Mangospacho with basil infused lobster
Gazpacho:
- 2 large ripe mangoes, peeled, pitted
- 1 small green apple, peeled, chopped
- 1 small celery stalk, chopped
- 3/4 cup fresh orange juice
- 1/2 cup chopped seeded peeled cucumber
- 1 tablespoon fresh lime juice
- 2 teaspoons chopped peeled fresh ginger
- 1 large jalapeño chile, seeded, minced
- 1/2 teaspoon coarse kosher salt
- 1/4 teaspoon ground cumin
- 4 fresh cilantro sprigs
For gazpacho:
Purée first 10 ingredients in blender. Chill 2 hours. do ahead Can be made 8 hours ahead. Keep refrigerated.
For basil puree: In a blender, puree 2 bunches of picked fresh basil leaves with 4oz of canola oil and a pinch of salt. add 1TBS of rice wine and a teaspoon of sugar. Reserve half of basil puree for garnish.

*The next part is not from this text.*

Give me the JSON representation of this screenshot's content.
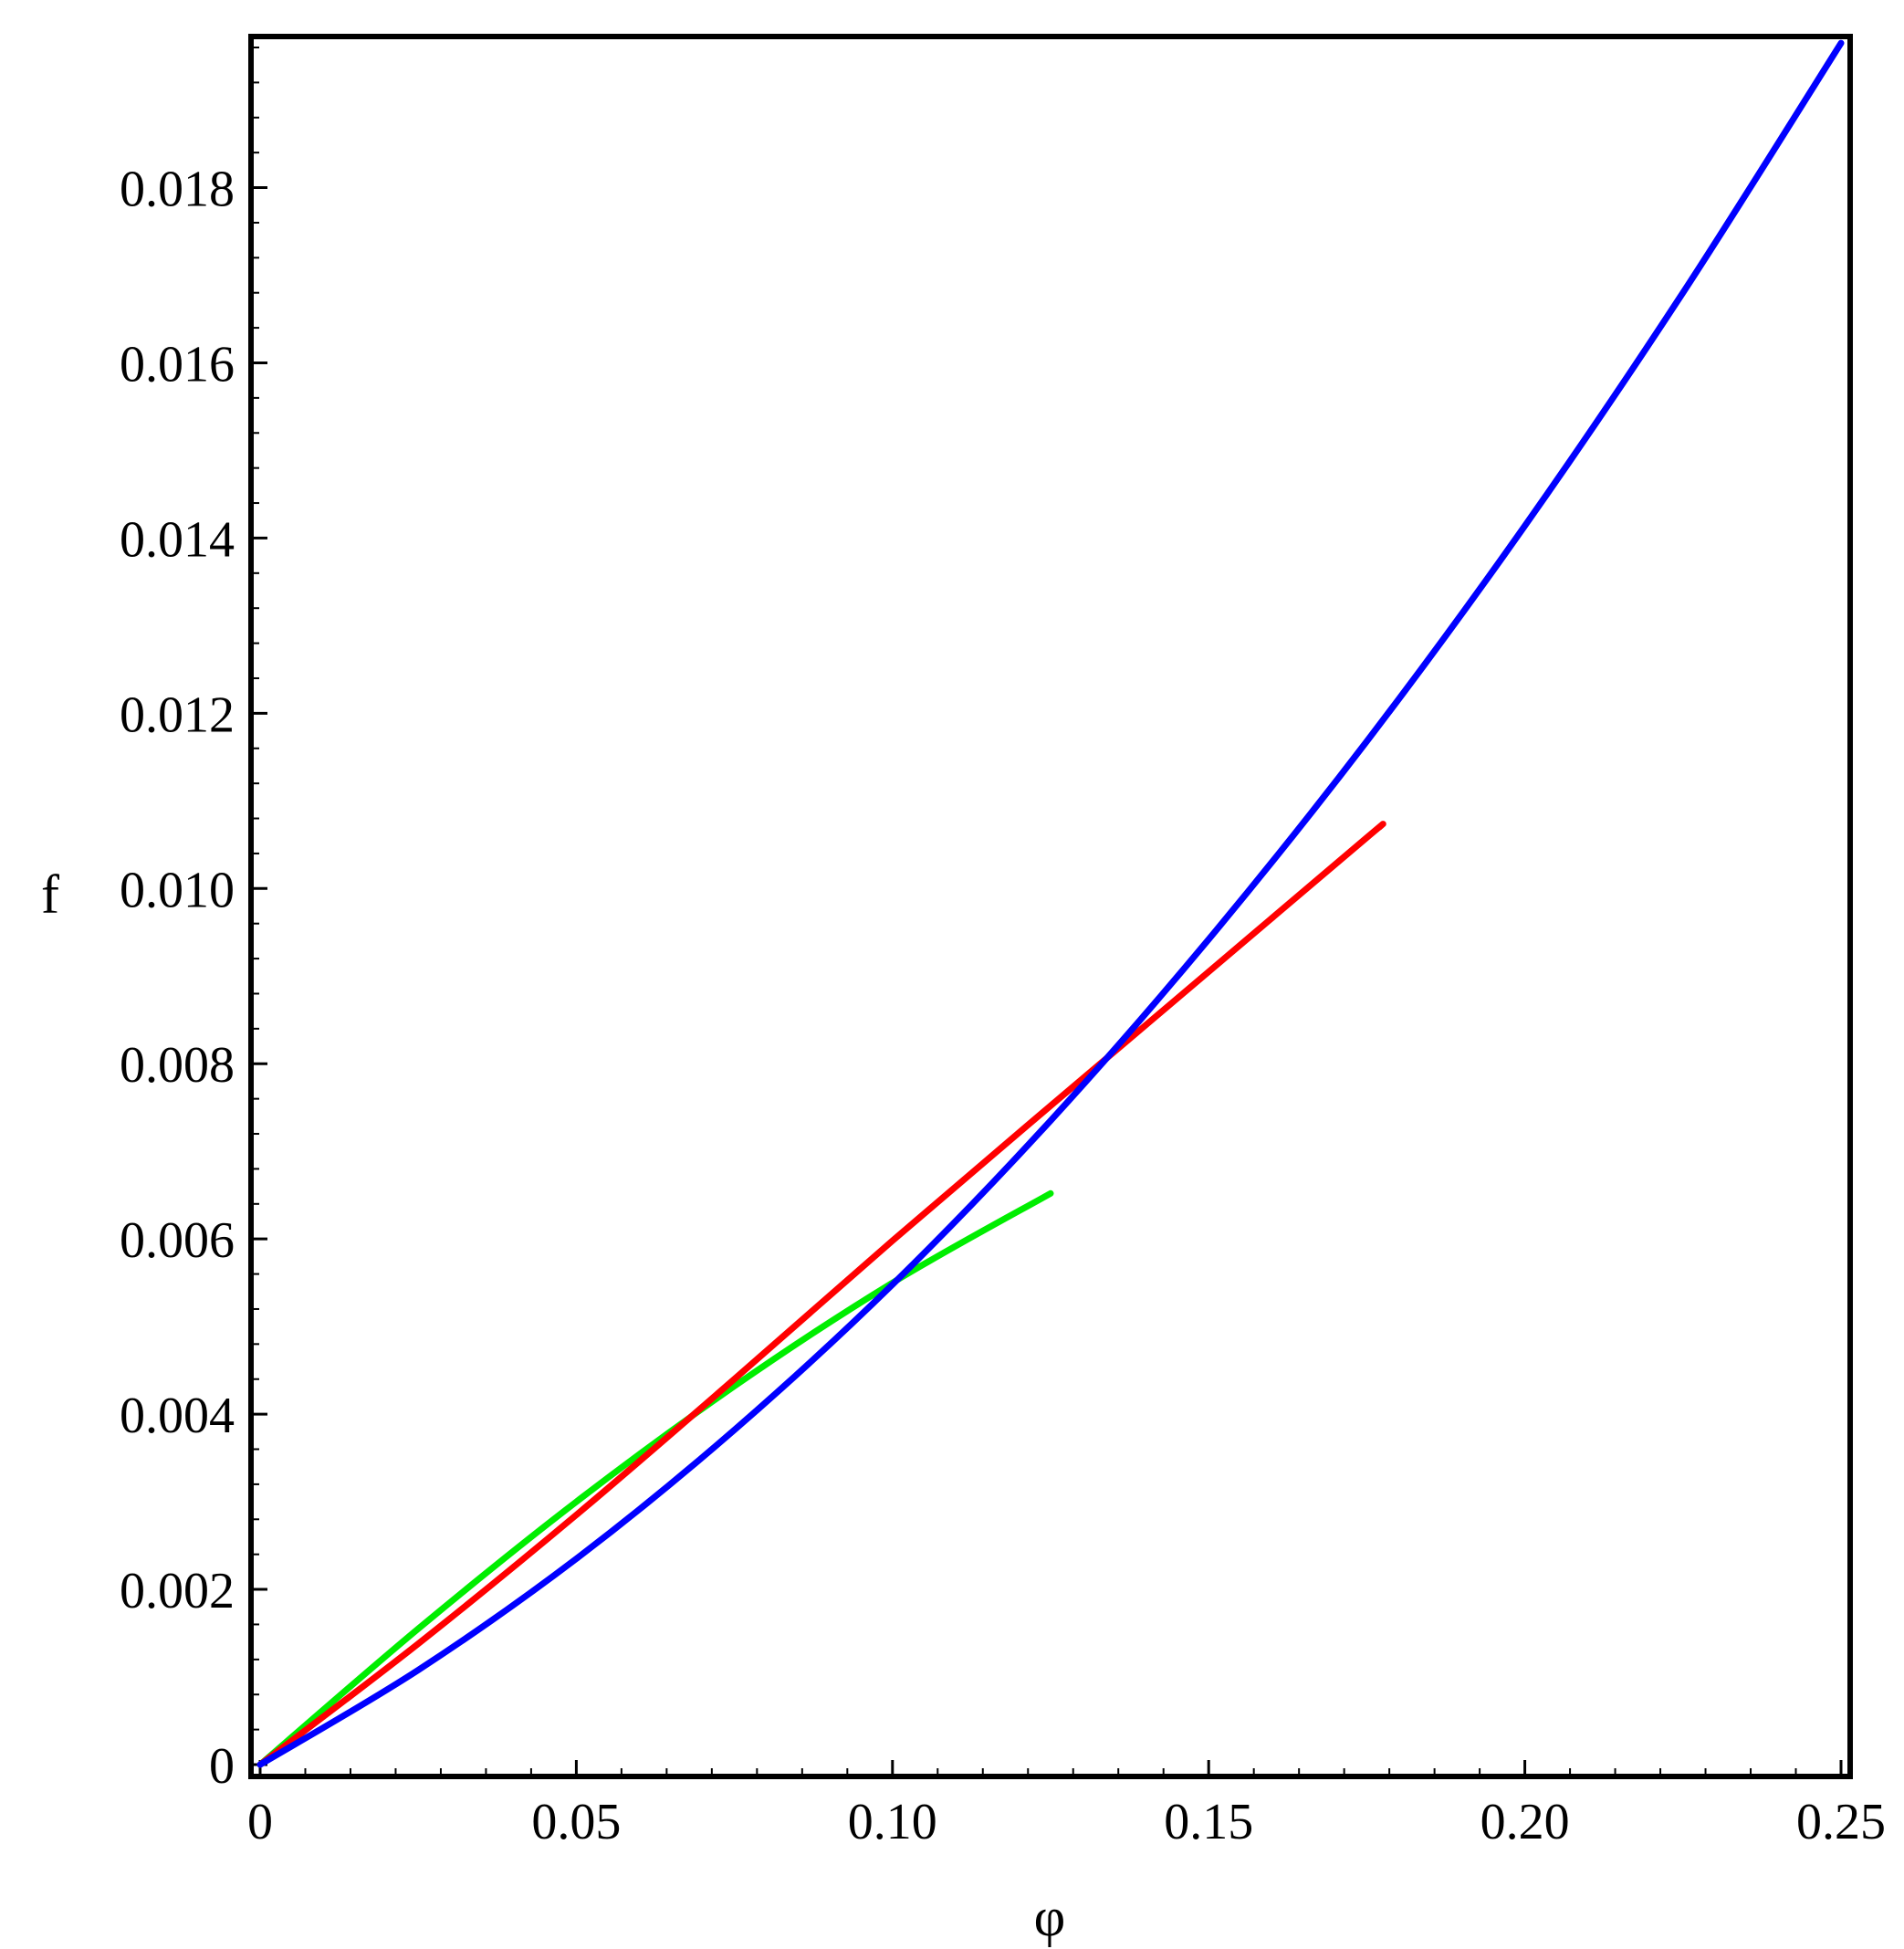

For lobster: Place 4oz. Maine lobster tails in simmering water for 6-8 mins, remove from pot and shock in ice water. Shell, devein and split lobster tails in half lengthwise. Toss lobster tails in basil puree and chill for at least 1 hour.
Ladle soup into 4 bowls; top each with 1 half lobster tail. Garnish with basil and cilantro.













Your basil infused lobster sounds great. We certainly have the lobster here and I’ll be trying it soon.